A surge in exports and closures of outdated steel plants have boosted Chinese steel prices, bringing rebar prices within 5 percent of the record levels last seen in March 2004, the nation's top planner said. The National Development and Reform Commission said it expects prices to moderate through the end of the year.
"Measures to limit steel exports will be felt in the third or fourth quarter and macro-controls over real estate will be tightened, limiting steel demand," the NDRC said on its website (www.ndrc.gov.cn).
Chinese steel mills have hurried to export to beat a series of reductions in value added tax rebates on exports. Steel output slowed in July compared with June's record high, in anticipation of lower margins for exporters following the summer tax changes.
Nonetheless, steel production for the year is estimated to rise 15 percent to 490 million tonnes, outstripping a 12 percent rise in demand to 445 million tonnes and implying a further flow of exports - especially if the domestic market turns south.
The average price for four major types of steel products was up 15 percent in August compared with the year before, the NDRC said. The higher prices this year more than make up for the higher prices steel mills are paying for fuel and iron ore, which has hit record highs as Chinese buy Indian ore to stock up ahead of expected price rises next year.
Fixed asset investment, particularly in the real estate sector, slowed marginally in July compared with June but nonetheless remained up by nearly 27 percent in the first seven months of 2007.
The NDRC credited closures of outdated steel capacity with supporting prices, without mentioning how much new capacity had come on line. In a separate notice, it said China planned to shut 22.55 million tonnes of iron capacity and 24.23 million tonnes of steel capacity.

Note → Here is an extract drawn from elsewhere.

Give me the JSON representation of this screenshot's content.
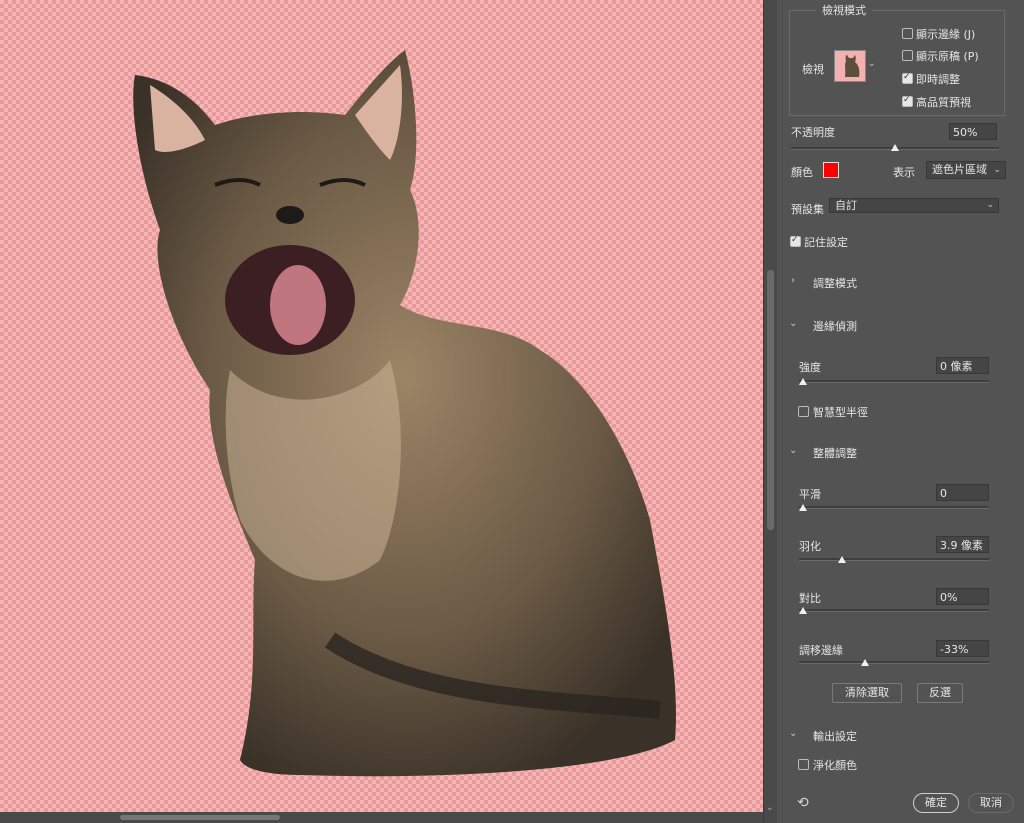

To date, ten top steel producing provinces had shut 43 percent of their targeted iron furnace closures and 36 percent of their targeted steel mill closures, the NDRC said. The targets were issued in April.
But the main factor supporting prices appears to be exports. Steel product exports surged by 92 percent to 39.7 million tonnes, while steel billet exports rose 75 percent in the first seven months of this year, to 3.6 million tonnes.
The tide of steel exports has led to increased trade tensions with the US, Mexico and Europe, while Chinese steel mills' investments to move up the value chain have displaced imports. Steel product exports fell 8 percent in the first seven months, to 8.5 million tonnes.